In unserem Haushalt fallen viele Tätigkeiten an. Unsere Diener müssen diese Tätigkeiten ausführen. Das sind ganz verschiedene Dienste: Einmal sind es die alltäglichen Notwendigkeiten wie Essen und Trinken, Schlafen, Hygiene. Dann sind es unsere Verpflichtungen, die wir übernommen haben. Wir sollen unsere Pflichten gut wahrnehmen, ob Frau, Kinder, Betrieb, Verein. Weiter sind es unsere Charaktereigenschaften, unsere Wünsche und Neigungen, unsere Talente und Fähigkeiten. Eigenschaften müssen geprüft und gereinigt werden. Wünsche müssen an der Wirklichkeit gemessen werden. Neigungen müssen gebändigt oder ausgerissen werden. Talente müssen entfaltet werden. Fähigkeiten müssen geübt und angewandt werden. Schließlich geht es um unsere Tugenden. Wir müssen fortschreiten in Tapferkeit, Gerechtigkeit, Besonnenheit und Weisheit, in Glaube, Hoffnung und Liebe. Die Diener entscheiden, ob sie das Haus prächtig halten und verschönern oder ob es verlottert und vermodert.
Der Türhüter steht für einen besonderen Diener. Er hat die Aufgabe, fremde Diener fernzuhalten. Es schleichen sich verschiedene Gewohnheiten und Fremdheiten in unseren Haushalt ein und bringen statt Schönheit Unordnung und Unruhe. Sie halten die anderen Diener von ihren Diensten ab. Daher ist dieser Diener besonders wichtig.
Wir könnten meinen, dass der Türhüter auch noch eine Art Frühwarnsystem bedeutet. Er meldet den anderen Dienern die Ankunft des Herrn, damit sie noch schnell ihre Dienste ausführen können. Das ist nicht möglich. Der Haushalt ist ein langsames Haus. Zu viele Diener auf einmal bringen nur Unordnung und Unruhe. Es gibt einen Rhythmus, nach dem die einzelnen tätig werden. Sind alle auf einmal an der Arbeit, behindern sie sich gegenseitig.

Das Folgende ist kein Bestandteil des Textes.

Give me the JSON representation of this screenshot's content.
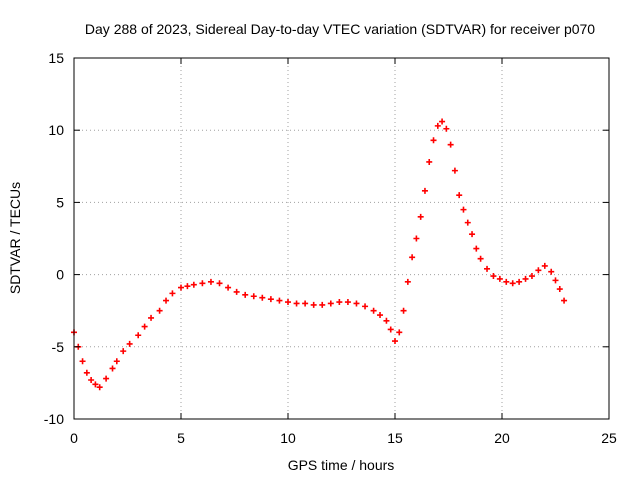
{
  "chart_data": {
    "type": "scatter",
    "title": "Day 288 of 2023, Sidereal Day-to-day VTEC variation (SDTVAR) for receiver p070",
    "xlabel": "GPS time / hours",
    "ylabel": "SDTVAR / TECUs",
    "xlim": [
      0,
      25
    ],
    "ylim": [
      -10,
      15
    ],
    "xticks": [
      "0",
      "5",
      "10",
      "15",
      "20",
      "25"
    ],
    "yticks": [
      "-10",
      "-5",
      "0",
      "5",
      "10",
      "15"
    ],
    "grid": true,
    "marker": "+",
    "series": [
      {
        "name": "SDTVAR",
        "color": "#ff0000",
        "x": [
          0.0,
          0.2,
          0.4,
          0.6,
          0.8,
          1.0,
          1.2,
          1.5,
          1.8,
          2.0,
          2.3,
          2.6,
          3.0,
          3.3,
          3.6,
          4.0,
          4.3,
          4.6,
          5.0,
          5.3,
          5.6,
          6.0,
          6.4,
          6.8,
          7.2,
          7.6,
          8.0,
          8.4,
          8.8,
          9.2,
          9.6,
          10.0,
          10.4,
          10.8,
          11.2,
          11.6,
          12.0,
          12.4,
          12.8,
          13.2,
          13.6,
          14.0,
          14.3,
          14.6,
          14.8,
          15.0,
          15.2,
          15.4,
          15.6,
          15.8,
          16.0,
          16.2,
          16.4,
          16.6,
          16.8,
          17.0,
          17.2,
          17.4,
          17.6,
          17.8,
          18.0,
          18.2,
          18.4,
          18.6,
          18.8,
          19.0,
          19.3,
          19.6,
          19.9,
          20.2,
          20.5,
          20.8,
          21.1,
          21.4,
          21.7,
          22.0,
          22.3,
          22.5,
          22.7,
          22.9
        ],
        "y": [
          -4.0,
          -5.0,
          -6.0,
          -6.8,
          -7.3,
          -7.6,
          -7.8,
          -7.2,
          -6.5,
          -6.0,
          -5.3,
          -4.8,
          -4.2,
          -3.6,
          -3.0,
          -2.5,
          -1.8,
          -1.3,
          -0.9,
          -0.8,
          -0.7,
          -0.6,
          -0.5,
          -0.6,
          -0.9,
          -1.2,
          -1.4,
          -1.5,
          -1.6,
          -1.7,
          -1.8,
          -1.9,
          -2.0,
          -2.0,
          -2.1,
          -2.1,
          -2.0,
          -1.9,
          -1.9,
          -2.0,
          -2.2,
          -2.5,
          -2.8,
          -3.2,
          -3.8,
          -4.6,
          -4.0,
          -2.5,
          -0.5,
          1.2,
          2.5,
          4.0,
          5.8,
          7.8,
          9.3,
          10.3,
          10.6,
          10.1,
          9.0,
          7.2,
          5.5,
          4.5,
          3.6,
          2.8,
          1.8,
          1.1,
          0.4,
          -0.1,
          -0.3,
          -0.5,
          -0.6,
          -0.5,
          -0.3,
          -0.1,
          0.3,
          0.6,
          0.2,
          -0.4,
          -1.0,
          -1.8
        ]
      }
    ]
  }
}
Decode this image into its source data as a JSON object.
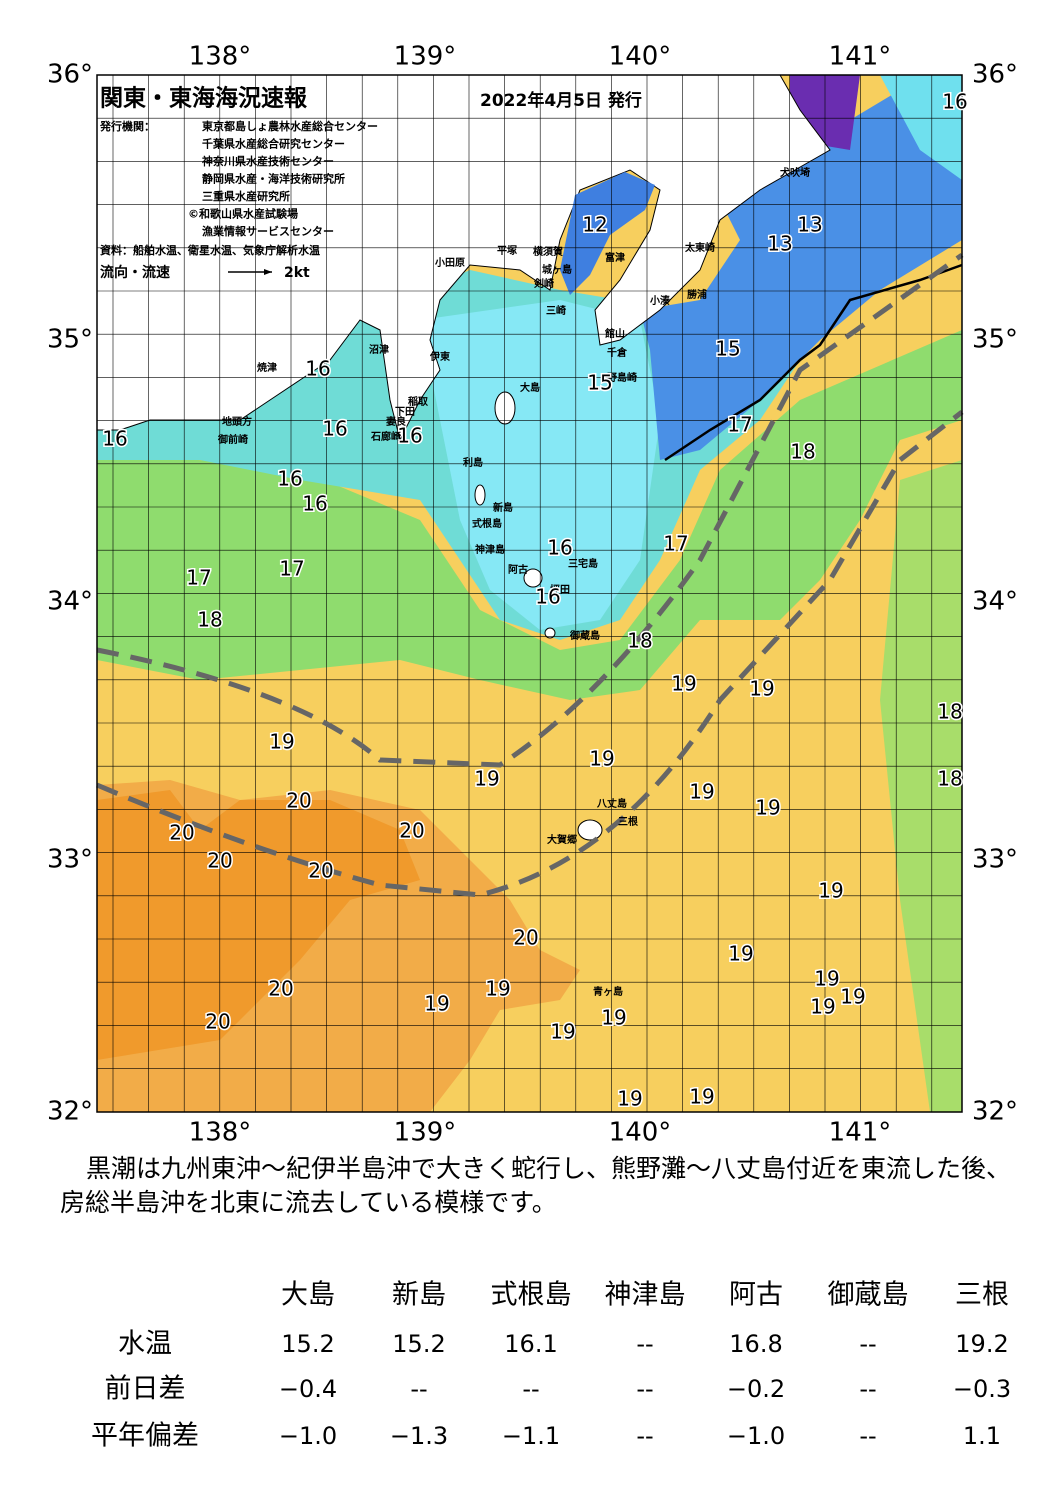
{
  "header": {
    "title": "関東・東海海況速報",
    "date": "2022年4月5日 発行",
    "publisher_label": "発行機関：",
    "publishers": [
      "東京都島しょ農林水産総合センター",
      "千葉県水産総合研究センター",
      "神奈川県水産技術センター",
      "静岡県水産・海洋技術研究所",
      "三重県水産研究所",
      "©和歌山県水産試験場",
      "漁業情報サービスセンター"
    ],
    "source": "資料：船舶水温、衛星水温、気象庁解析水温",
    "legend_label": "流向・流速",
    "legend_speed": "2kt"
  },
  "map": {
    "lon_labels": [
      "138°",
      "139°",
      "140°",
      "141°"
    ],
    "lat_labels": [
      "36°",
      "35°",
      "34°",
      "33°",
      "32°"
    ],
    "places": [
      "小田原",
      "平塚",
      "横須賀",
      "富津",
      "城ヶ島",
      "剣崎",
      "三崎",
      "館山",
      "千倉",
      "野島崎",
      "小湊",
      "勝浦",
      "太東崎",
      "犬吠埼",
      "大島",
      "利島",
      "新島",
      "式根島",
      "神津島",
      "三宅島",
      "阿古",
      "坪田",
      "御蔵島",
      "八丈島",
      "三根",
      "大賀郷",
      "青ヶ島",
      "伊東",
      "沼津",
      "焼津",
      "御前崎",
      "地頭方",
      "稲取",
      "下田",
      "石廊崎",
      "妻良"
    ],
    "isotherms": [
      "16",
      "12",
      "13",
      "13",
      "15",
      "15",
      "16",
      "16",
      "16",
      "16",
      "16",
      "16",
      "17",
      "18",
      "16",
      "17",
      "16",
      "17",
      "17",
      "18",
      "18",
      "19",
      "19",
      "18",
      "19",
      "19",
      "19",
      "18",
      "20",
      "19",
      "19",
      "20",
      "20",
      "20",
      "20",
      "19",
      "20",
      "19",
      "19",
      "19",
      "19",
      "20",
      "19",
      "19",
      "19",
      "19",
      "20",
      "19",
      "19"
    ]
  },
  "comment": "黒潮は九州東沖～紀伊半島沖で大きく蛇行し、熊野灘～八丈島付近を東流した後、房総半島沖を北東に流去している模様です。",
  "table": {
    "columns": [
      "大島",
      "新島",
      "式根島",
      "神津島",
      "阿古",
      "御蔵島",
      "三根"
    ],
    "rows": [
      {
        "label": "水温",
        "values": [
          "15.2",
          "15.2",
          "16.1",
          "--",
          "16.8",
          "--",
          "19.2"
        ]
      },
      {
        "label": "前日差",
        "values": [
          "−0.4",
          "--",
          "--",
          "--",
          "−0.2",
          "--",
          "−0.3"
        ]
      },
      {
        "label": "平年偏差",
        "values": [
          "−1.0",
          "−1.3",
          "−1.1",
          "--",
          "−1.0",
          "--",
          "1.1"
        ]
      }
    ]
  }
}
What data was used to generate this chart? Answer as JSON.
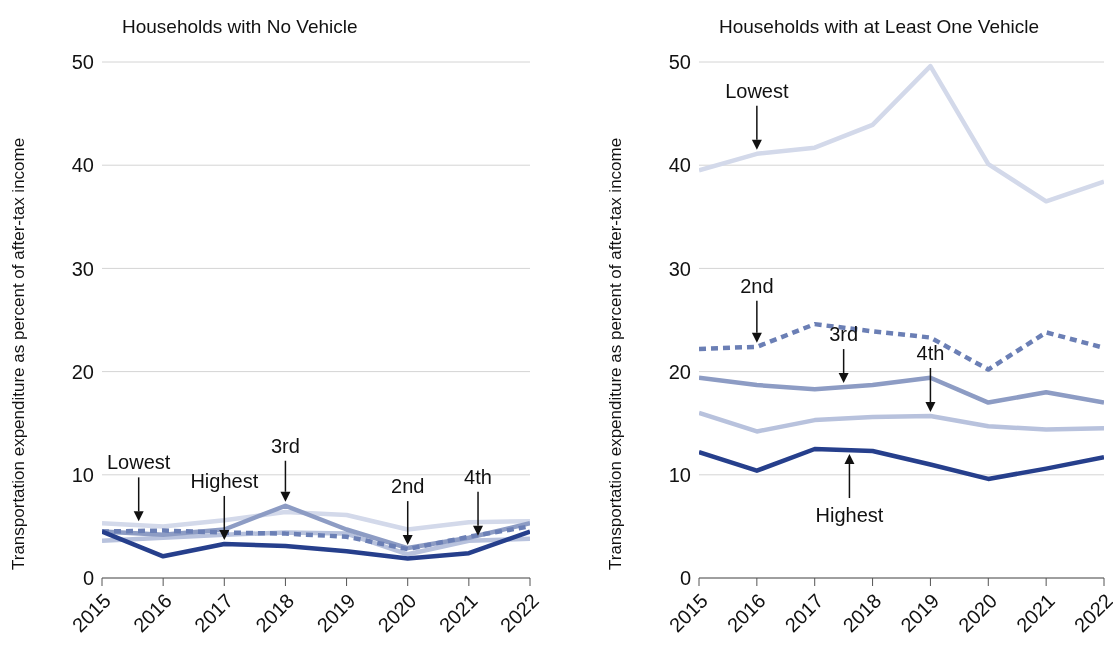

Es genügt uns daher nicht, auf einzelne Elemente zu vertrauen. Es reicht nicht, nur einen kleinen Teil unseres Hauses auf Vordermann zu bringen. Wenn der Herr kommt, will er das ganze Haus besichtigen. Überall will er Ordnung haben. Daher dürfen wir unsere Seele, d.h. unser Leben, nicht in einzelne Teile oder Abschnitte teilen. Viele sagen, Gott sei Privatsache, und nehmen daher verschiedene Bereiche ihres Lebens heraus, die nichts mit Gott zu tun hätten. Der Herr aber fordert alles ein. Jeder Diener ist wichtig. Denn der Herr hat jeden einzelnen Diener für seine Tätigkeit beauftragt. Alles hat seinen Sinn und sein Ziel.
Dieses letzte Bild gilt durchgehend. Die Katastrophe ändert daran nichts. Viele meinen, sie müssten ihre äußere Not auf ihre innere Dienerschaft zurückführen und daher ihren Haushalt verändern. Sie brechen mit dem äußeren und meinen, ein neues Leben anfangen zu können. Das ist ein Irrglaube. Seine Knechte und Mägde nimmt man überall mit hin. Sie sind nicht die Ursache der Unordnung, sondern deren Abhilfe. Daher sollen sie immer wachen und immer ihren Dienst tun.